During an Advisory Committee review around the Encrypted Media Extensions (aka EME) specification in its progression through the Recommendation process, concerns were raised regarding accessibility issues for people with disabilities around the specification due to potential restrictions on access to online media content and associated accessibility information. This document lists the results of our investigations around those concerns.
In 2015, W3C published a comprehensive list of Media Accessibility User Requirements we’ve ever produced and, consequently, the work around the HTML video element has focused on addressing those user requirements. Those requirements provide support for existing solutions including captions, audio descriptions of video, and transcripts.
The Encrypted Media specification targets some of the user requirements in section 8.5.3 Unencrypted In-band Support Content.:
In-band support content, such as captions, described audio, and transcripts, SHOULD NOT be encrypted.
Implementations that choose to support encrypted support content MUST provide the decrypted data to the user agent to be processed in the same way as equivalent unencrypted timed text tracks.
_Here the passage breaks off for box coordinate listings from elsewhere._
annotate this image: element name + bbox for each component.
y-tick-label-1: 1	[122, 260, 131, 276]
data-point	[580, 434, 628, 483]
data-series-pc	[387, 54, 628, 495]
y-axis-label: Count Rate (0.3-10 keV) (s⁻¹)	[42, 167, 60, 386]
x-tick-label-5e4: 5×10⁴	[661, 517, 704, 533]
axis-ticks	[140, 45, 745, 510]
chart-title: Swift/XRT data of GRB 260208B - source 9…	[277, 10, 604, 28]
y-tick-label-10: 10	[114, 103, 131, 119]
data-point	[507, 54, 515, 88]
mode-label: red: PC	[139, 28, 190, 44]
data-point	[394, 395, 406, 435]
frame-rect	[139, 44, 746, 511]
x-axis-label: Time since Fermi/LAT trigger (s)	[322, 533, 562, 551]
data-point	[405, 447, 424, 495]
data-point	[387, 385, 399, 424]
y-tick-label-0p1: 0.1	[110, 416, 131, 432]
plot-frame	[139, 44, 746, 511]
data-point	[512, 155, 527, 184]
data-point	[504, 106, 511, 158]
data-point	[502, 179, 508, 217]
For web-based video, closed captions (as well as enhanced subtitles and transcripts) are transmitted as text data along with the video and audio streams and are not visible until the user elects to turn them on. The EME specification notes that encrypted text data is not generally supported by implementations, which is the case for captions and transcripts as well. In fact, based on our own experiments, while it's theoretically possible to encrypt text streams, current support seems absent or defective (see webm_crypt or MP4Box). With the current state of implementations around text streams (encrypted or not) and the recommendations in the EME specification, it's actually best to use a separate text file and to associate it with the video content using a timed text track element (or use an approach like MP4Box.js). It is not possible to encrypt a separate text file. This also allows for audio synthesis of audio descriptions when using text track cues. Combining encrypted video/audio content with unencrypted captions does not impede the overlay display of the text track or its audio synthesis.
Open captions are captions that have been merged with the video track and cannot be turned off. As such, they are part of the video stream and cannot be accessed as text, whether the video stream is encrypted or not.
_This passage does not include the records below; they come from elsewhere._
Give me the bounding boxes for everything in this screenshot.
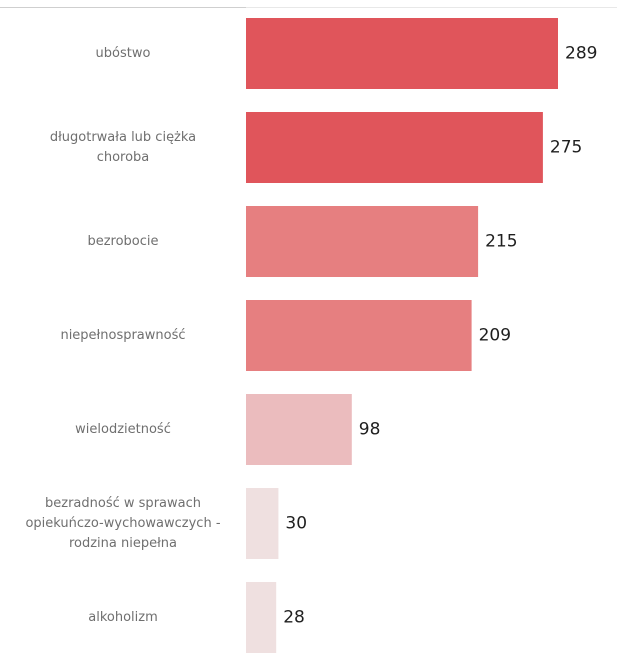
bar-value-label: 28: [283, 608, 305, 628]
bar: [246, 206, 479, 277]
category-label: bezrobocie: [87, 234, 158, 249]
category-label: rodzina niepełna: [69, 536, 177, 551]
bar-value-label: 289: [565, 44, 597, 64]
bar-value-label: 30: [285, 514, 307, 534]
bar: [246, 394, 352, 465]
bar: [246, 18, 558, 89]
category-label: ubóstwo: [96, 46, 151, 61]
category-label: niepełnosprawność: [60, 328, 185, 343]
category-label: długotrwała lub ciężka: [50, 130, 196, 145]
bar: [246, 488, 279, 559]
category-label: wielodzietność: [75, 422, 171, 437]
bar: [246, 300, 472, 371]
category-label: choroba: [97, 150, 150, 165]
category-label: opiekuńczo-wychowawczych -: [25, 516, 220, 531]
bar: [246, 582, 277, 653]
category-label: bezradność w sprawach: [45, 496, 201, 511]
bar-value-label: 98: [359, 420, 381, 440]
bar-value-label: 275: [550, 138, 582, 158]
value-labels-group: 289 275 215 209 98 30 28: [283, 44, 597, 628]
category-labels-group: ubóstwo długotrwała lub ciężka choroba bezr…: [25, 46, 220, 625]
bar-value-label: 209: [479, 326, 511, 346]
bar: [246, 112, 543, 183]
category-label: alkoholizm: [88, 610, 158, 625]
bar-value-label: 215: [485, 232, 517, 252]
bars-group: [246, 18, 558, 653]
Described video is traditionally audio recordings timed and recorded to fit into natural pauses in the program. It is an additional narration track intended primarily for blind and visually impaired consumers of visual media. As an alternate audio stream, it is possible to encrypt the stream (within one single media container or as a separate one) and, per the EME specification, in those cases it is expected that implementations decrypt those streams like any other audio stream.
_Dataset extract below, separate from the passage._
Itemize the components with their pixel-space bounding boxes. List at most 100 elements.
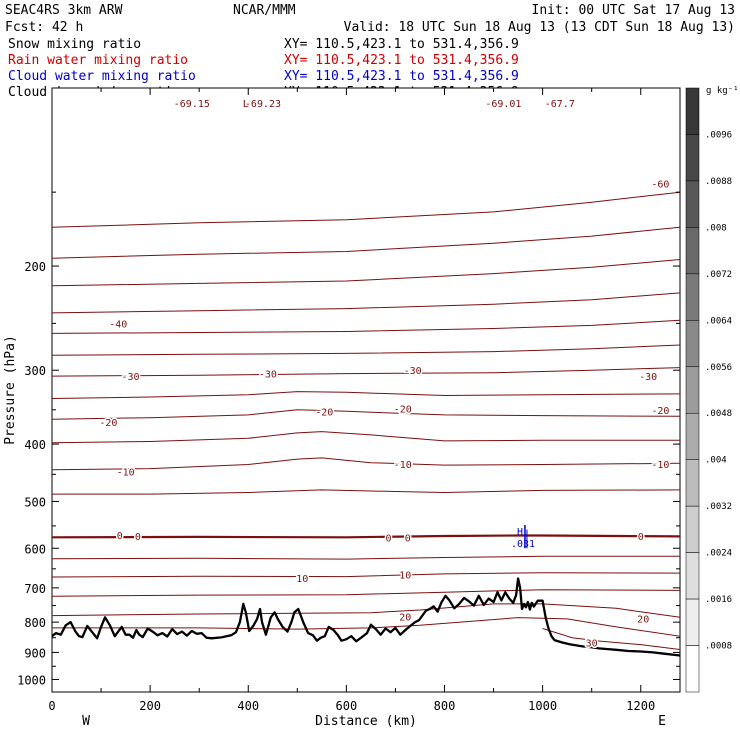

Additional use cases, such as seizure disorders or atypical color perception, would need further investigation. The procedures or conditions described below would require realtime processing of the video frames to improve the accessibility of the video content and may significantly impact the performance of the video engine. Note that, independently of the EME specification, those issues are also relevant for unencrypted video or animated images and contents (through CSS and/or JS). While some operating systems allow for limited color contrast adjustments, further studies would be needed to establish when and how the processing of colors ought to happen (such as OS driver level, user agent level, extra devices) and its impact of Web technologies, if any; and likewise for flash mitigation.
Daltonization is a procedure for recoloring an image for viewing by a color-deficient viewer, such as red-green color blindness.
Exposure to flashing lights at certain intensities or to certain visual patterns can trigger discomfort (such as headaches) or seizures in individuals. Generally, flashing lights are most likely to trigger seizures between the frequency of 5 to 30 flashes per second (Hertz); this effect can potentially be mitigated server-side, but would require more research.